By Monday the death toll in Gaza approached 3,000, more than 1,000 of whom are children. That's the most Palestinians ever killed by Israeli forces during a war on Gaza. At least 47 entire Palestinian families have been wiped out.
Responding to Al Fayoume's murder, NAACP president and CEO Derrick Johnson said in a statement that "once again, the proliferation of misinformation and hateful conspiracy theories has resulted in a life lost far too soon."
"Today, the NAACP grieves the loss of 6-year-old Wadea Al Fayoume. No one should face the threat of violence in their own home, and we must do everything in our power to stop hate wherever it rears its ugly head," Johnson added. "There is no place for hate in a democracy."

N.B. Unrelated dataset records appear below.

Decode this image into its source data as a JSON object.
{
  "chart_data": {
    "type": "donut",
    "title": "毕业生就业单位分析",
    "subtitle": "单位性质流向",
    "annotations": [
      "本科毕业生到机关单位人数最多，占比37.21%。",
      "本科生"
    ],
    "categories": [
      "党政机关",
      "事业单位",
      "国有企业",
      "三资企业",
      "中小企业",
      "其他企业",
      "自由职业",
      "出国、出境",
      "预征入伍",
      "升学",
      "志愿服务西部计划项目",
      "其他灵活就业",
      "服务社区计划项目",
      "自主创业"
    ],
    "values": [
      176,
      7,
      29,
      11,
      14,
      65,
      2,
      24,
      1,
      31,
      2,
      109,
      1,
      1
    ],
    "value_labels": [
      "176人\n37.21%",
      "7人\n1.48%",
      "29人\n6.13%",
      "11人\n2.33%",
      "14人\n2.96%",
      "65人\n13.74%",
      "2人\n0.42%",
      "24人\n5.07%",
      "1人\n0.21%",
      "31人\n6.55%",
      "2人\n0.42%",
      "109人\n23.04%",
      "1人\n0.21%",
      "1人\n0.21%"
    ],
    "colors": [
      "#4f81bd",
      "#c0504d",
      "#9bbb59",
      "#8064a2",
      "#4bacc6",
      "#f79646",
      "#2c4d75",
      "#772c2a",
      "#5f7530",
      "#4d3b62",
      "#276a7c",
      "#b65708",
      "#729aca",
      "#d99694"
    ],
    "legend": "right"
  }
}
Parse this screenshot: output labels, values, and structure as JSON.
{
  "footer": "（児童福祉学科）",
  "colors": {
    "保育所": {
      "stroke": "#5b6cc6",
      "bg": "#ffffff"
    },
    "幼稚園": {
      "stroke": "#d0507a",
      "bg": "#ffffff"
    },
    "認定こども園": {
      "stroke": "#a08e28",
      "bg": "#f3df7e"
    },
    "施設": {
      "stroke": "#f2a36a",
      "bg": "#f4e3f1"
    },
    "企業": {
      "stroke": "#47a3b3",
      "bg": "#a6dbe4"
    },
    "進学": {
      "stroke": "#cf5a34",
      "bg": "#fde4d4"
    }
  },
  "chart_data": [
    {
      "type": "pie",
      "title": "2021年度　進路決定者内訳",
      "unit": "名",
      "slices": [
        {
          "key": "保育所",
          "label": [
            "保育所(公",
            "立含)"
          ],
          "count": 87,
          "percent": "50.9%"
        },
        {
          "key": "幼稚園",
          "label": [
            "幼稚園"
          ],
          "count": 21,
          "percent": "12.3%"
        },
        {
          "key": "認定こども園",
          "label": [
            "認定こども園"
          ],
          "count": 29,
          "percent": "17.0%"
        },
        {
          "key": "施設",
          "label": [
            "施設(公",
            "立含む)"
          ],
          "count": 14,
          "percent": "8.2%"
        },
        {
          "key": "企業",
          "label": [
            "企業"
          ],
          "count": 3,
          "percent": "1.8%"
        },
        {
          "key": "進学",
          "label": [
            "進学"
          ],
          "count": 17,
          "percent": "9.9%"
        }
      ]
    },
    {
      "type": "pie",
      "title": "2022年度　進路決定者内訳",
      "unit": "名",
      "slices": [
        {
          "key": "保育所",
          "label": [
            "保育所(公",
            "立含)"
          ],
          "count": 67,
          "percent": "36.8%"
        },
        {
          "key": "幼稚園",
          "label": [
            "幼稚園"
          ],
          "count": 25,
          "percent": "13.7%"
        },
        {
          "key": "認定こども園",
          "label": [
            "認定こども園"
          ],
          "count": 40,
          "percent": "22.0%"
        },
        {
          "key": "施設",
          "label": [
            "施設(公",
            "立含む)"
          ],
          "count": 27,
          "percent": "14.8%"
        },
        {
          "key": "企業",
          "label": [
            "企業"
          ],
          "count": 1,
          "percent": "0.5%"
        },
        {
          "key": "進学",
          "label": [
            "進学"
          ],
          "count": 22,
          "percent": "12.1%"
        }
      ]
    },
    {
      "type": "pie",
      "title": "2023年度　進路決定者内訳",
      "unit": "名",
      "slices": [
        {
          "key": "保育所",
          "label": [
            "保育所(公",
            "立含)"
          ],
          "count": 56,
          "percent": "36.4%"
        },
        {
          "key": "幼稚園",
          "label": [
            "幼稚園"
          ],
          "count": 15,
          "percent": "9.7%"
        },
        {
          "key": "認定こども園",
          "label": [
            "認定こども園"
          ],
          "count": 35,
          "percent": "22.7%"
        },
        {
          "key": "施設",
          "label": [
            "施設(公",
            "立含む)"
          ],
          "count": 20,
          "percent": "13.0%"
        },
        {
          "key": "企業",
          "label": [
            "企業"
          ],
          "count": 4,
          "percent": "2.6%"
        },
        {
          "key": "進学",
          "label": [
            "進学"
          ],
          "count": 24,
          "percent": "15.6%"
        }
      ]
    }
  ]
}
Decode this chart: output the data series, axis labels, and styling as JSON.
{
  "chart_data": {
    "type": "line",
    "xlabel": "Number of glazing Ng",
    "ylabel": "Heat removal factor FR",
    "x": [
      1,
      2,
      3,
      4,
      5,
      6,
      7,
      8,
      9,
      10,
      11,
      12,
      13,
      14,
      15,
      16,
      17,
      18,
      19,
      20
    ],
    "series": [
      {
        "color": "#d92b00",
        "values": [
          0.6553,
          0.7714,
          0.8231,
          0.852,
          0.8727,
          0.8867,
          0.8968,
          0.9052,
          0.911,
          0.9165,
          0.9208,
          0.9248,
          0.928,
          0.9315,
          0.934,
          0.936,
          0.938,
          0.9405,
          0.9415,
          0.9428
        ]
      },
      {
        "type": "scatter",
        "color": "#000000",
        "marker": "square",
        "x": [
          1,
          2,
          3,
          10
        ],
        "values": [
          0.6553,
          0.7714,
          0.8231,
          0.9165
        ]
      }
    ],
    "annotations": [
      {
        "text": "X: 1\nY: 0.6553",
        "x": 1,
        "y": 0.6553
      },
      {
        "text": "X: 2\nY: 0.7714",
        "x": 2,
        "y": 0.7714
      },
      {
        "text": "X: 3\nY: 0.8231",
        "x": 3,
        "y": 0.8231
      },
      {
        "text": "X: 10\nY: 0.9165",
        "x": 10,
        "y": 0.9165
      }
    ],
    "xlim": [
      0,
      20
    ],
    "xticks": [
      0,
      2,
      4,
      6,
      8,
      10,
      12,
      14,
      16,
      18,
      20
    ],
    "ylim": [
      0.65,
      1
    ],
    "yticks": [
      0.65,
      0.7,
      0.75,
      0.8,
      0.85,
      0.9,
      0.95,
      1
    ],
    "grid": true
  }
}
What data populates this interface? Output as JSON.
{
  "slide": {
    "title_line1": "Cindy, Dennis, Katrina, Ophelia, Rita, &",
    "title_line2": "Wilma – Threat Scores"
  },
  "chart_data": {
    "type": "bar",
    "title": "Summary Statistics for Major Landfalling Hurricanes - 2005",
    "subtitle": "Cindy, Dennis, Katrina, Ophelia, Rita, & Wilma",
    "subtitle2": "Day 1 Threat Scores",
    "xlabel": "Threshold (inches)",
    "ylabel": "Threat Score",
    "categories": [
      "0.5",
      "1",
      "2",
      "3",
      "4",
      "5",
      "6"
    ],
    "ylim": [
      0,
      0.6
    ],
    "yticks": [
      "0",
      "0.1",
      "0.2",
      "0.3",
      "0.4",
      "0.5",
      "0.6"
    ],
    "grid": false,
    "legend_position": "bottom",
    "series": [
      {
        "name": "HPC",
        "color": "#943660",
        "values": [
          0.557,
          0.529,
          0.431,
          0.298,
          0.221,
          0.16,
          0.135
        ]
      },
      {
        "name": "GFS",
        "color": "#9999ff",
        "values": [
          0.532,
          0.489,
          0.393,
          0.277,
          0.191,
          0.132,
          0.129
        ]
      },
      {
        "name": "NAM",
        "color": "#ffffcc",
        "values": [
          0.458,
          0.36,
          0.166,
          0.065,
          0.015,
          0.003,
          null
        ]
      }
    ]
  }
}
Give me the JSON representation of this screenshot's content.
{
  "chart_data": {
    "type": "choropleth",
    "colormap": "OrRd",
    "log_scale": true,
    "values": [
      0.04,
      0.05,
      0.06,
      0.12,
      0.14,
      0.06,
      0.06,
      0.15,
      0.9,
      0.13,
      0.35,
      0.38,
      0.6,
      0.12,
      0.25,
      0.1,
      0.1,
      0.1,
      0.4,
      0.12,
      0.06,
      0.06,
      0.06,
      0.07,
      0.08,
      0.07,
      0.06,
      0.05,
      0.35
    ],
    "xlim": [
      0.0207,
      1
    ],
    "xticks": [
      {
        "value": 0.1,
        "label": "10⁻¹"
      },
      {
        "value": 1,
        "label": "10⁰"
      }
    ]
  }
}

Ahmed Rehab, executive director of the Chicago branch of the Council on American-Islamic Relations (CAIR), said that "we have testimony from the mother as to the harrowing moments that unfolded in terms of what was done and said—and it is our worst nightmare."
"We have full confidence in the authorities to investigate this heinous incident as a hate crime and to do so swiftly," Rehab added.
"The Islamophobic rhetoric and anti-Palestinian racism being spread by politicians, media outlets, and social media platforms must stop," CAIR national said in a statement.
On Monday, the FBI released its annual hate crime statistics. According to the bureau, antisemitic offenses rose 25% percent from 2021 to 2022, accounting for more than half of all reported religion-based hate crimes. Hate crimes targeting Latino people soared nearly one-third. Anti-LGBTQ+ hate crimes increased 16%, while Muslim and Black Americans continued to be disproportionately affected.